Unfortunately, proper enforcement of such provisions has been lacking, Greenpeace says.
In July 2009, the United Nations Office on Drug and Crime (UNODC) published the report, “Transnational trafficking in West Africa,” in which it identifies trafficking in persons, drugs, oil, cigarettes, counterfeit medicines, toxic waste and electronic waste as posing a serious threat to security and development.
Greenpeace says that it is “not possible to document at EU level what specific kind of hazardous and problematic waste is shipped across boundaries, because 40-50 per cent of waste shipped outside the EU is defined simply as ‘other waste.’ However, the nature of such waste is largely unknown.”
But Greenpeace concludes by saying, “It is likely that most waste shipments result in environmental and public health crimes in receiving countries.”
Greenpeace says that the UN must carry out an independent assessment on the alleged dumping of toxic and radioactive waste in Somalia, particularly in the area of the port of Eel Ma’aan.
It also calls upon the EU to implement its own toxic waste prevention measures, which are one of the pillars of the EU waste policy.

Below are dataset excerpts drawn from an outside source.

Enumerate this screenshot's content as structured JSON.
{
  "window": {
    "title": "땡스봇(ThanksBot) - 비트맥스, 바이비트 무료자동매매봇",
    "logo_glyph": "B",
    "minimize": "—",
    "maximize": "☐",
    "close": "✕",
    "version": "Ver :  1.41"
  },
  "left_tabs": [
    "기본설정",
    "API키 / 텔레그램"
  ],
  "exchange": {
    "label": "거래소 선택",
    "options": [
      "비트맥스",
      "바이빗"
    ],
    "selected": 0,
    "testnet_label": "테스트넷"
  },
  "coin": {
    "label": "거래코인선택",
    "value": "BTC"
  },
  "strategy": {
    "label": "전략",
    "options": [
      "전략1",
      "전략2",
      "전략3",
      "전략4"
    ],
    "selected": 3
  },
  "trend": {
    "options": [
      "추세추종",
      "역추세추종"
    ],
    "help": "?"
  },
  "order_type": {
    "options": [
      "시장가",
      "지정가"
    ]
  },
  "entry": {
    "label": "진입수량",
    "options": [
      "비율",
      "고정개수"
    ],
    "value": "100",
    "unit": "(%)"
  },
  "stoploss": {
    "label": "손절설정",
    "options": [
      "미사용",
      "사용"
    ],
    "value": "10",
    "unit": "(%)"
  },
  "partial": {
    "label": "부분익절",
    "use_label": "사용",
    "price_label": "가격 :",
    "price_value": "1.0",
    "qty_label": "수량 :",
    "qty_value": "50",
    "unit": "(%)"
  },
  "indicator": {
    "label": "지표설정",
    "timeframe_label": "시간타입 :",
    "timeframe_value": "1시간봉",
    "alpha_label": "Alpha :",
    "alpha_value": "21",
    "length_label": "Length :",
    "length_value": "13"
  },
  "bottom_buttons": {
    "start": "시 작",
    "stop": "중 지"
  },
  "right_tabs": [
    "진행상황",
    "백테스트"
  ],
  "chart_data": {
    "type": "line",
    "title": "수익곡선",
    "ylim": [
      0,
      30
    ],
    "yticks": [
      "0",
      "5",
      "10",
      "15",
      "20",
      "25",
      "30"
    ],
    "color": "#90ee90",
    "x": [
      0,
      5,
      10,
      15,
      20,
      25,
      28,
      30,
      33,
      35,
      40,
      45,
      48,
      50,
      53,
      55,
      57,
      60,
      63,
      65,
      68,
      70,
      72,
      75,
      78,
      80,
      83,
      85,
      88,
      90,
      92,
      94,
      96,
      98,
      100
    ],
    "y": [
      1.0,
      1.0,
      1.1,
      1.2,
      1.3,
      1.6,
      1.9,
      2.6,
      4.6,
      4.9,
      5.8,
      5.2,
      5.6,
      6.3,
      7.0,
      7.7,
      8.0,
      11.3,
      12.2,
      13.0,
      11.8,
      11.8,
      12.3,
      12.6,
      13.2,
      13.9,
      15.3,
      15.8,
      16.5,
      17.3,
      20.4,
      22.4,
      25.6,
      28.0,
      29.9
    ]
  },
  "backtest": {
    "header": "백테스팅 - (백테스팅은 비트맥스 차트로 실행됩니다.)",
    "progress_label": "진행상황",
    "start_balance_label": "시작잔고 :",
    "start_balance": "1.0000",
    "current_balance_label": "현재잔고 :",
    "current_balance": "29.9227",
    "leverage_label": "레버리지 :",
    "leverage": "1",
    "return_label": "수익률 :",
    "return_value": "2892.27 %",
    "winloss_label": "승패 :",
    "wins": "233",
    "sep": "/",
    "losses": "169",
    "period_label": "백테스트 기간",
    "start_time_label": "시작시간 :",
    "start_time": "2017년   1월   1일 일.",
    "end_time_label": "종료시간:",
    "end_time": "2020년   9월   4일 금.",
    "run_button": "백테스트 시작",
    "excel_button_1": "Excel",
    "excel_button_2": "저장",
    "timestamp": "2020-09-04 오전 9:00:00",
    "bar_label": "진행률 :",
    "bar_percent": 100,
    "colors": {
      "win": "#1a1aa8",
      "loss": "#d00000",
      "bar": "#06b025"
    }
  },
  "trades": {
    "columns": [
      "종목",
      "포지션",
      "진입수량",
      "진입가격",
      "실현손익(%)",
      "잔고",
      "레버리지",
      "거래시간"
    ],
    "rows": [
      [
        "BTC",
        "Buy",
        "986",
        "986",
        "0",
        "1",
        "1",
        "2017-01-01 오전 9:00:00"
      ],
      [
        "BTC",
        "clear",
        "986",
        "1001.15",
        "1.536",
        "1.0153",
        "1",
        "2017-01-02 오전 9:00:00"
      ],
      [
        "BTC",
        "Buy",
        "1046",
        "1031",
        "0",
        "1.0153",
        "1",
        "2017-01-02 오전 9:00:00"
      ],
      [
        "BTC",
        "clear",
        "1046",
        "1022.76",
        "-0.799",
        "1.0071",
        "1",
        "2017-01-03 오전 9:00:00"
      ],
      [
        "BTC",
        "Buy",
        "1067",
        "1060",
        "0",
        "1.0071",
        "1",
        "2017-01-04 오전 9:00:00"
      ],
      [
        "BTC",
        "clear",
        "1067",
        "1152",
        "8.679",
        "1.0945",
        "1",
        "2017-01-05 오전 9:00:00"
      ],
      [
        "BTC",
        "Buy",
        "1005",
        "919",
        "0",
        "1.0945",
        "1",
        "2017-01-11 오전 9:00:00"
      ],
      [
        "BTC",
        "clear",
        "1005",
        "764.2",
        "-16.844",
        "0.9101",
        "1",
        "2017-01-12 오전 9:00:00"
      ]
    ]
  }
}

It particularly singles out the Italian government, which it says “must create a strong co-ordination among all the investigative authorities (Procura della Repubblica) which have been, and still are, working on the issue of toxic and radioactive waste trade, to identify and neutralise the network of people and enterprises managing the illegal waste trade shipped to developing countries (and possibly dumped into the sea) with the help of criminal networks and the support of state civil servants.”
“Banning shipments of hazardous waste for disposal to the poorest countries is a laudable achievement,” Greenpeace said, referring to EU adoption of the 1989 Basel Convention, which was ratified by most EU states by 1998. “Yet large amounts of waste are shipped from Europe and the US to Africa and Asia on a daily basis,” it said, noting that most are illegal shipments of electronic or e-waste, such as computers, cell phones and television sets.
The UN Office on Drugs and Crime has estimated that the EU generates 8.7 million tonnes of e-waste a year and that African countries, primarily Nigeria and Ghana, “run the risk of becoming the rubbish dumps of the planet.”
“Lack of enforcement, control and data collection on EU waste exports is common in all member states for the very simple reason that illegal waste shipments to poor countries save a lot of money for both business and governmental agencies in charge of monitoring the implementation of EU waste legislation,” Greenpeace said.
It urged the EU to implement its own toxic waste prevention measures.
A chapter of the 37-page report is devoted to Somalia and the release to Greenpeace of an Italian investigation into the suspected dumping of radioactive and other toxic waste at Eel Ma’an from 1990 to 1997 in an alleged deal between Italian businesses and local warlords.
The inquiry was eventually dropped for lack of evidence because the authorities were unable to inspect the site.
The UK-based Financial Times newspaper said that in 2005, Giancarlo Marocchino, a businessman at the centre of the investigation, testified before a parliamentary inquiry into the deaths of two Italian journalists in Mogadishu and denied involvement in dumping.